The Transformation of Political Loyalty
In the mid-18th century, Abbé de Véri (1724–1799) observed a profound shift in political discourse: Parisian society no longer spoke of serving the king but of serving the state. This linguistic change reflected a broader ideological transformation—authority and allegiance were no longer tied to a monarch’s person but to an abstract, impersonal entity. Even monarchs like Louis XIV, though never uttering “L’État, c’est moi” (“I am the state”), emphasized the primacy of state interests in his writings. By the 18th century, rulers such as Frederick the Great of Prussia and Joseph II of Austria openly declared themselves “the first servants of the state.”
This conceptual revolution had deep roots. Quentin Skinner’s The Foundations of Modern Political Thought traces how the modern state emerged between the 13th and 16th centuries. Initially, rulers sought to “maintain their state” (i.e., their personal power), but gradually, the state became an independent legal and constitutional order. Sovereignty theorists like Jean Bodin and Thomas Hobbes further refined the idea: the state was the supreme, absolute, and perpetual authority over its citizens, demanding loyalty from both rulers and ruled.
The Ideological and Material Foundations of the State
The shift from personal rule to state sovereignty was not merely intellectual. Material changes—urbanization, capitalism, and military expansion—accelerated the process. As Eugen Weber noted, peasants only became “Frenchmen” by the late 19th century, but the dissolution of feudal ties began much earlier. Wars, in particular, acted as a “giant flywheel” (Otto Hintze) for state-building.
Armies grew exponentially:
– 1494: Charles VIII of France invaded Italy with 20,000 men.
– 1635: France fielded 125,000 troops in the Thirty Years’ War.
– Louis XIV’s forces peaked at nearly 400,000 during the War of the Spanish Succession.
Naval expansion followed suit. The British Royal Navy, for instance, grew from 48,514 sailors in the Nine Years’ War (1688–1697) to 147,087 during the Napoleonic Wars. Such military demands necessitated administrative centralization, taxation, and bureaucratic growth—key features of the modern state.
Enlightenment Absolutism and Reform
Frederick the Great epitomized “enlightened absolutism,” blending authoritarian rule with reformist zeal. He abolished torture, relaxed censorship, and promoted religious tolerance, declaring:
> “The sovereign is the first servant of the state… His duty is to act with integrity, wisdom, and impartiality, as if he must at any moment render an account to his fellow citizens.”

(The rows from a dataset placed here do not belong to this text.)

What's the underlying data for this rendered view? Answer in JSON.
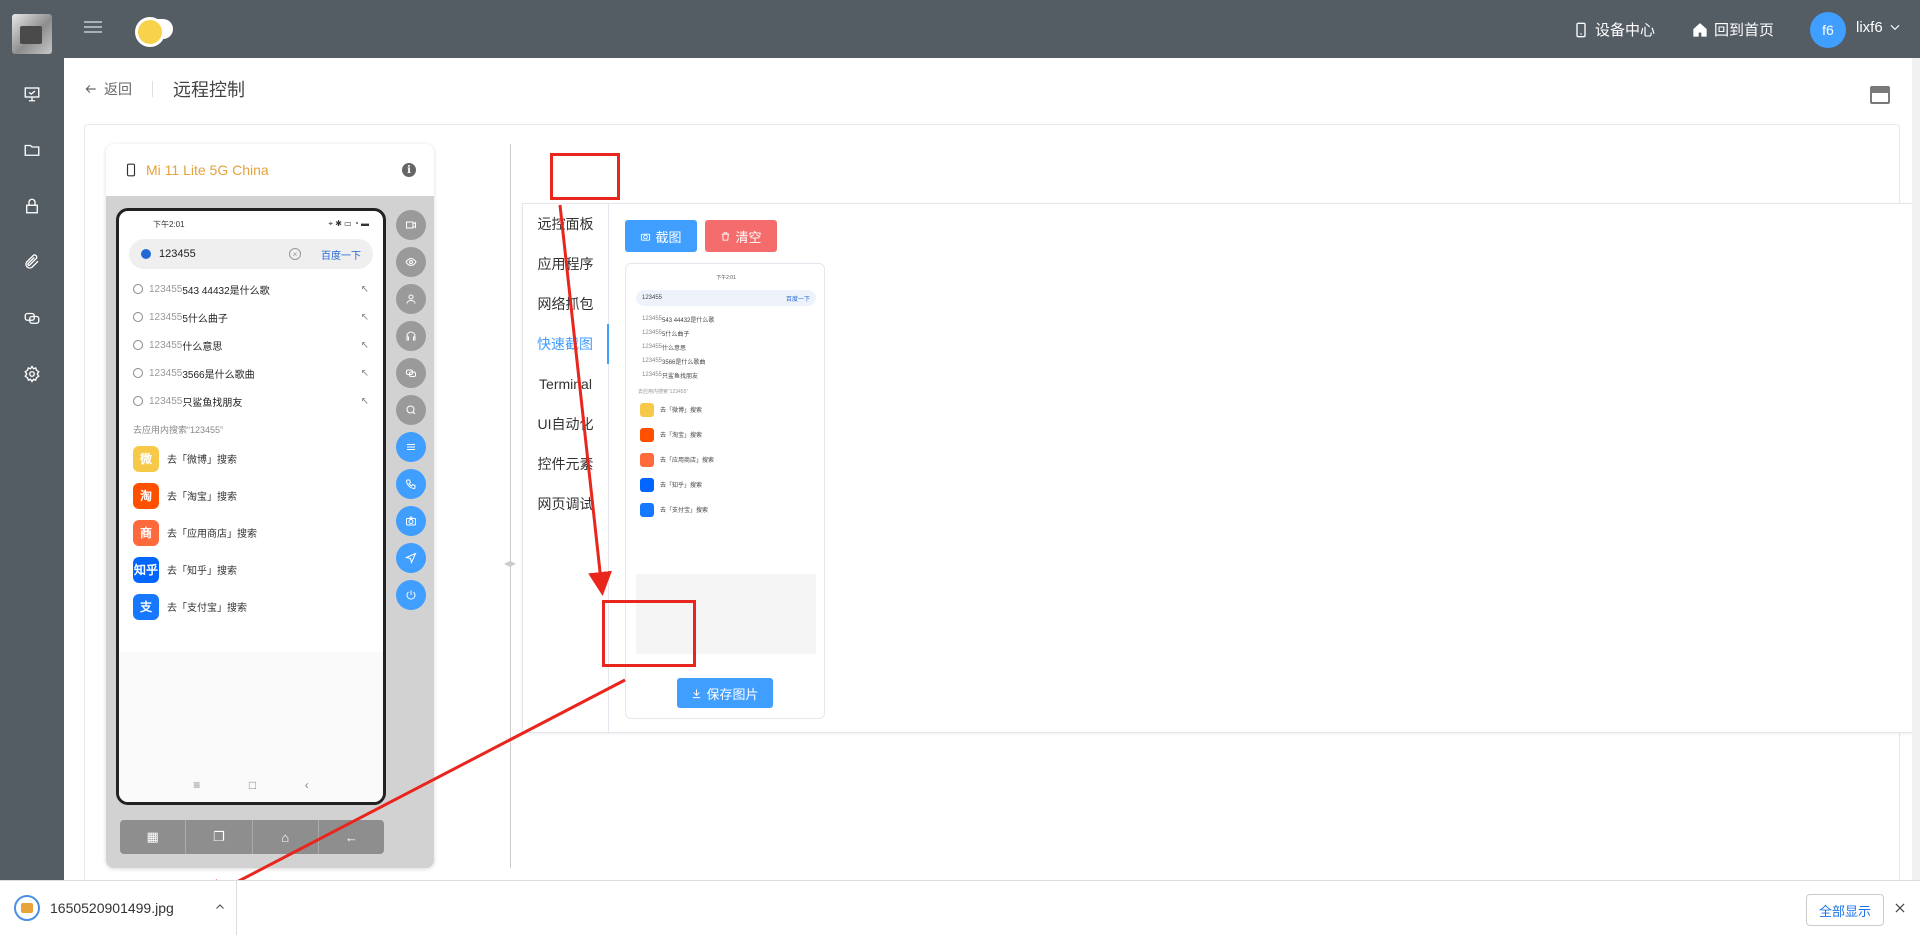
{
  "topbar": {
    "device_center": "设备中心",
    "home": "回到首页",
    "avatar": "f6",
    "username": "lixf6"
  },
  "header": {
    "back": "返回",
    "title": "远程控制"
  },
  "device": {
    "name": "Mi 11 Lite 5G China"
  },
  "phone": {
    "status_time": "下午2:01",
    "search_text": "123455",
    "search_button": "百度一下",
    "suggestions": [
      {
        "prefix": "123455",
        "rest": "543 44432是什么歌"
      },
      {
        "prefix": "123455",
        "rest": "5什么曲子"
      },
      {
        "prefix": "123455",
        "rest": "什么意思"
      },
      {
        "prefix": "123455",
        "rest": "3566是什么歌曲"
      },
      {
        "prefix": "123455",
        "rest": "只鲨鱼找朋友"
      }
    ],
    "section_label": "去应用内搜索“123455”",
    "apps": [
      {
        "label": "去「微博」搜索",
        "color": "#f7c948"
      },
      {
        "label": "去「淘宝」搜索",
        "color": "#ff5000"
      },
      {
        "label": "去「应用商店」搜索",
        "color": "#ff6a3d"
      },
      {
        "label": "去「知乎」搜索",
        "color": "#0066ff"
      },
      {
        "label": "去「支付宝」搜索",
        "color": "#1677ff"
      }
    ],
    "app_glyphs": [
      "微",
      "淘",
      "商",
      "知乎",
      "支"
    ]
  },
  "tabs": [
    "远控面板",
    "应用程序",
    "网络抓包",
    "快速截图",
    "Terminal",
    "UI自动化",
    "控件元素",
    "网页调试"
  ],
  "active_tab": "快速截图",
  "actions": {
    "capture": "截图",
    "clear": "清空",
    "save": "保存图片"
  },
  "download": {
    "filename": "1650520901499.jpg",
    "show_all": "全部显示"
  },
  "colors": {
    "primary": "#409eff",
    "danger": "#f56c6c",
    "sidebar": "#545c64",
    "annotation": "#e8261e"
  }
}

Similar reforms swept Europe—Portugal under the Marquis of Pombal, Austria under Joseph II, and even Russia under Catherine the Great (though her Nakaz avoided the term “state”). Yet debates persist: were these reforms genuinely enlightened or merely cosmetic? Critics argue that “enlightened absolutism” was an oxymoron—absolute power could never align with Enlightenment ideals.
The Cultural and Social Impact
The state’s rise reshaped cultural and social life. Nationalism emerged as a potent force, fueled by print culture and public opinion. Shakespeare became a symbol of English cultural superiority, while French philosophes like Voltaire dismissed him as “barbaric.” Such rivalries reflected a broader “nationalist dialectic,” where each nation defined itself against others.
Public spaces—coffeehouses, salons, and Masonic lodges—became arenas for political debate. By the 1780s, “public opinion” was recognized as a new source of legitimacy, as Jacques Necker noted:
> “A tribunal independent of all powers has formed… where public opinion distributes crowns and reputations.”
The Legacy: Revolution and the Modern State
The French Revolution (1789–1799) marked the culmination of these trends. The Declaration of the Rights of Man (1789) enshrined popular sovereignty, while Napoleon’s Code Civil (1804) standardized law across Europe. The revolution’s paradox—liberating ideals paired with violent repression—left a dual legacy:
1. Liberal Democracy: The principle that legitimacy derives from the people.
2. State Terror: The dangers of centralized power unchecked by law.
By 1815, the old order had crumbled, but the modern state—bureaucratic, centralized, and nationalist—endured. The 19th century would see this model dominate Europe and beyond.
### Conclusion
The 18th century witnessed a seismic shift from personal monarchy to impersonal statehood. Driven by war, ideology, and social change, this transformation laid the groundwork for modern governance. Yet, as the revolution showed, the state’s power could be both emancipatory and oppressive—a tension that persists to this day.